INTEGRATION AND INTERCONNECTION

The unfolding of the Global Networked Knowledge Society challenges assumptions about how policy levers work, what effects they produce and the roles of public, private and civil society stakeholders. This challenge applies particularly to the medium-to long-term unsustainability of a Global Networked Knowledge Society that seems increasingly dominated by short-term dynamics. Sustainability discussions and policies limited to one or two of its economic, social, environmental and cultural dimensions or isolated parts of the GNKS cannot meet the challenge: sustainability is a global property of the whole system. This challenge calls for a holistic approach that looks rigorously at specific aspects of the system, combines quantitative and qualitative methods and considers appropriate combinations of policy levers: joined-up thinking to find joined-up solutions. The Integration theme within TERRA takes up the specific issues, scenarios, models and insights from the Human Capital, Inequality and Growth and Information Age Sustainability themes and uses them to build an analysis that focuses on the system as a whole.

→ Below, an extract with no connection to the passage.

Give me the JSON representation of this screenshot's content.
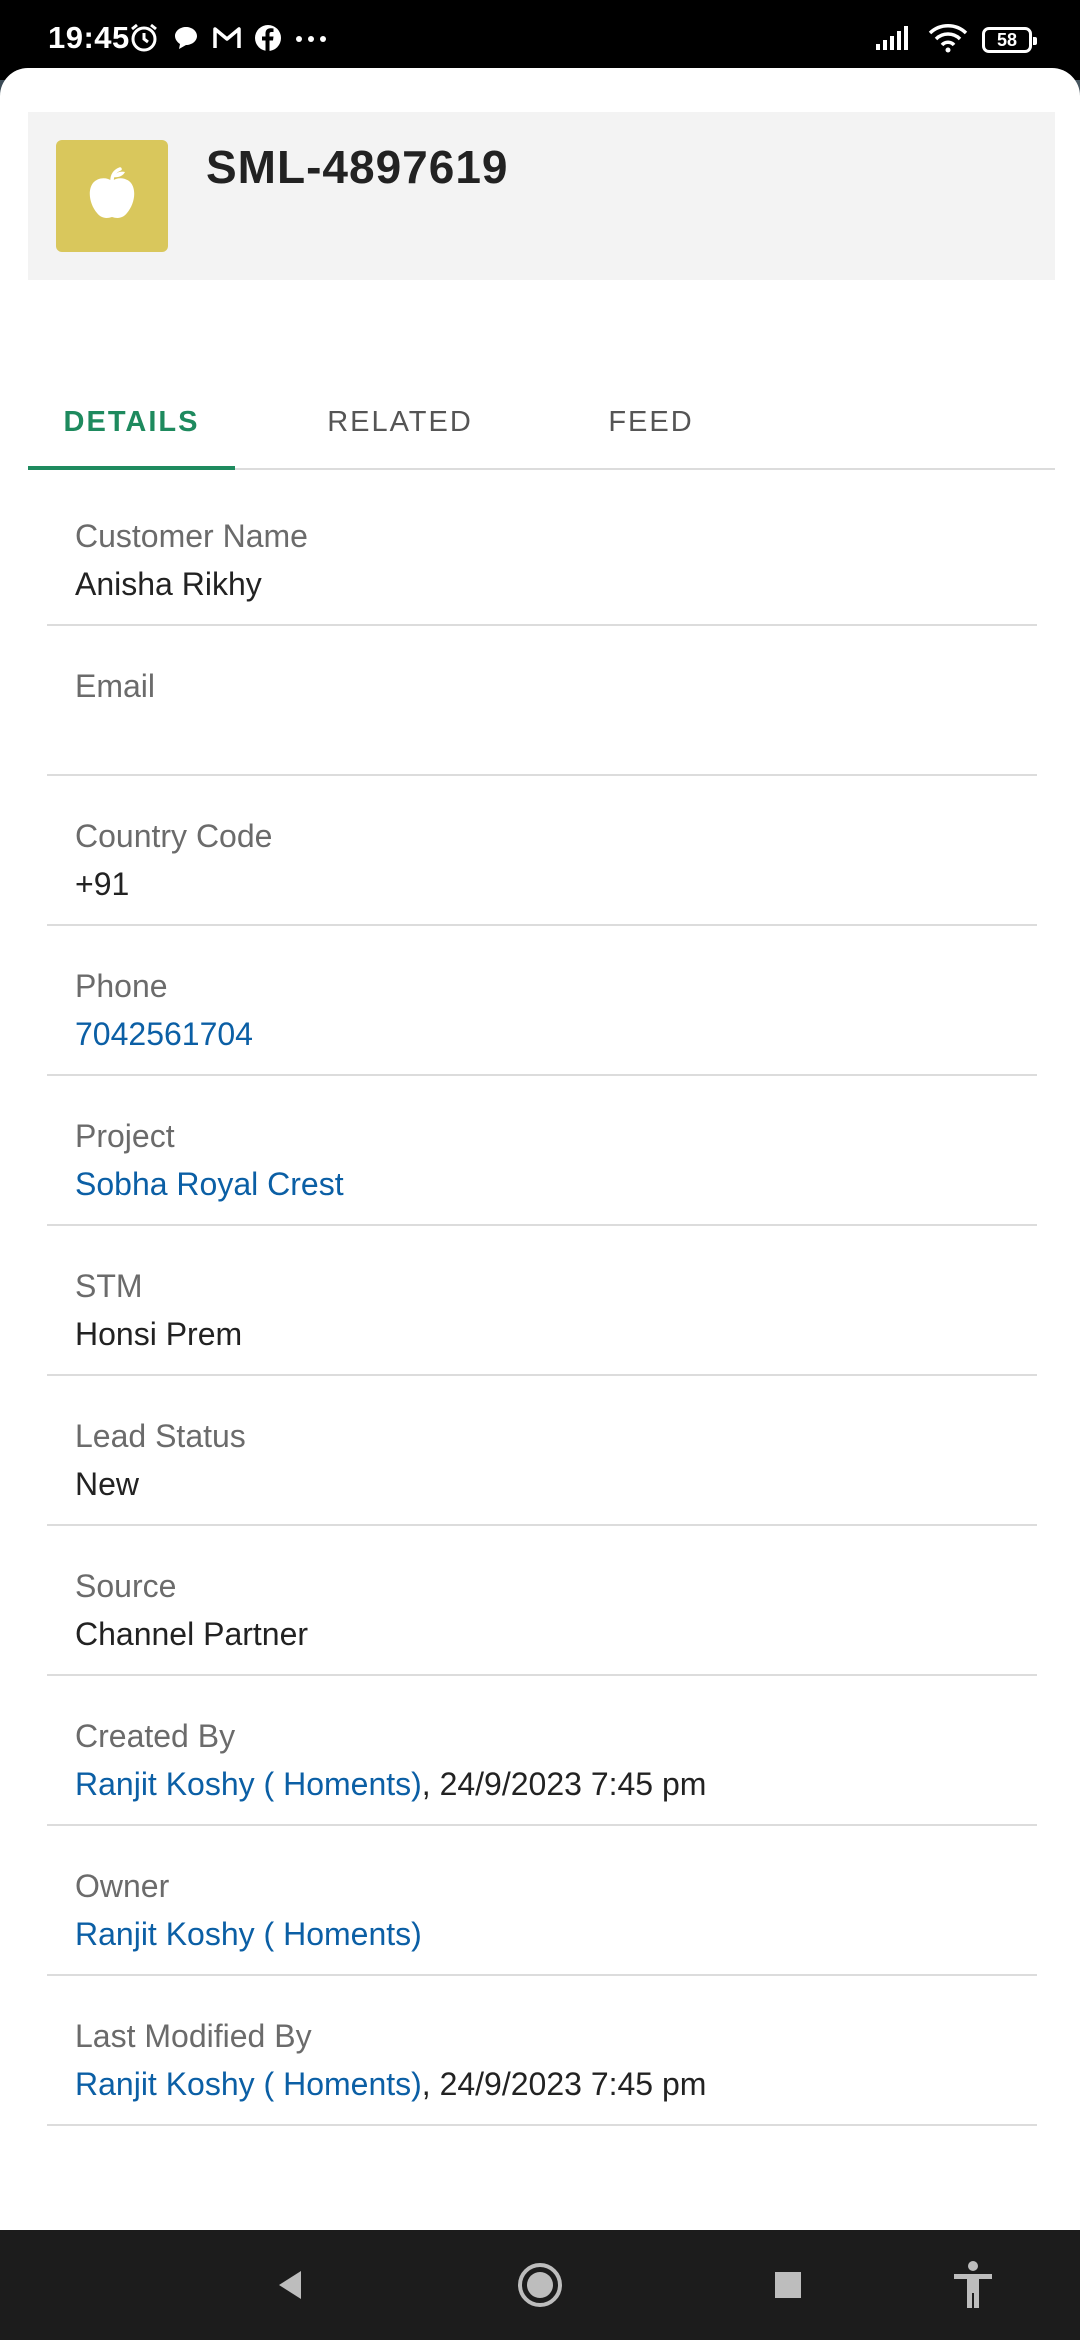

Many tradeoffs, which play an important role in thematic analysis, can be questioned or reinterpreted at the aggregate level. For instance, it is generally believed that growth requires incentives, which in turn implies inequality. However, this may only be locally true: economic growth is strengthened if potential customers can afford the goods and services on offer; costs associated with poverty and underdevelopment are reduced by fair allocation; efficiency is strengthened by fair competition, which means strong competitors on a world-wide scale, etc. Also, while greater rewards for efforts, initiative or well thought-out risk taking are necessary incentives, there is no reason why they should be disproportionate or should persist into advantages for successive work, initiatives or generations.

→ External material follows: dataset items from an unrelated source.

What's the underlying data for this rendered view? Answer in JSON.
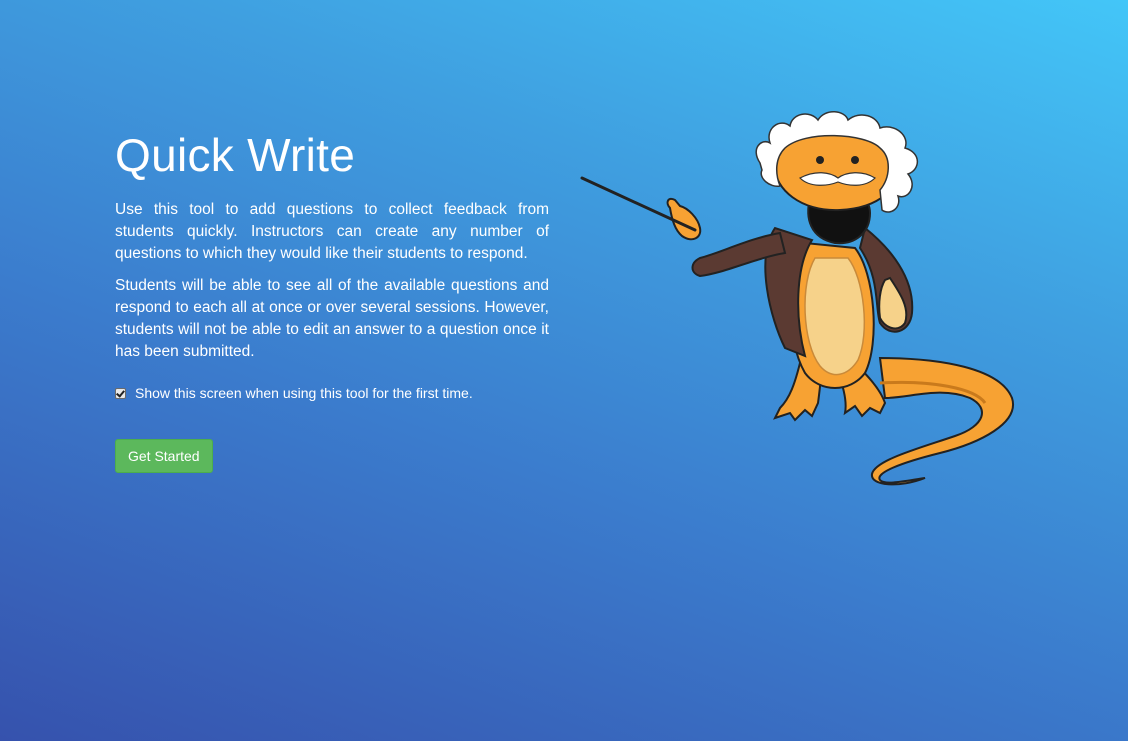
{
  "intro": {
    "title": "Quick Write",
    "paragraphs": [
      "Use this tool to add questions to collect feedback from students quickly. Instructors can create any number of questions to which they would like their students to respond.",
      "Students will be able to see all of the available questions and respond to each all at once or over several sessions. However, students will not be able to edit an answer to a question once it has been submitted."
    ],
    "show_screen_label": "Show this screen when using this tool for the first time.",
    "show_screen_checked": true,
    "get_started_label": "Get Started"
  },
  "colors": {
    "background_top": "#43c6f8",
    "background_bottom": "#3652ad",
    "button": "#5cb85c",
    "mascot_body": "#f7a233",
    "mascot_jacket": "#5b3a32"
  },
  "icons": {
    "mascot": "professor-lizard-mascot"
  }
}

As a second example, it is increasingly observed that growth in general, and economic development in particular, place increasing demands on both input and ecological resources. While the relationship between environment and income in cross-sectional data is an inverted U-shape (the environmental Kuznets curve), this need not be true of the developmental trajectories of individual countries and there are some significant exceptions to the relationship. Fundamentally, technology and economic growth constitute a two edged sword, capable both of doing and undoing damage to environmental quality, and the integrative approach offers some hope of understanding how to decouple growth from pollution or even to re-couple them into a beneficial relationship. ISTs and networking are critical to this transformation: they support the mechanisms that allow us to internalise the external costs generated by our activities and support collective mechanisms (e.g. markets) for reallocating activity and deploying solutions. At a more immediate level, advances in communications allow us to change patterns of work, commerce and energy use; these have clear implications cutting across all three of TERRA's major themes.

Finally while efficiency is clearly a prime concern, the WSSD has demonstrated that fairness is just as important, particularly in dealing with joined-up, global problems.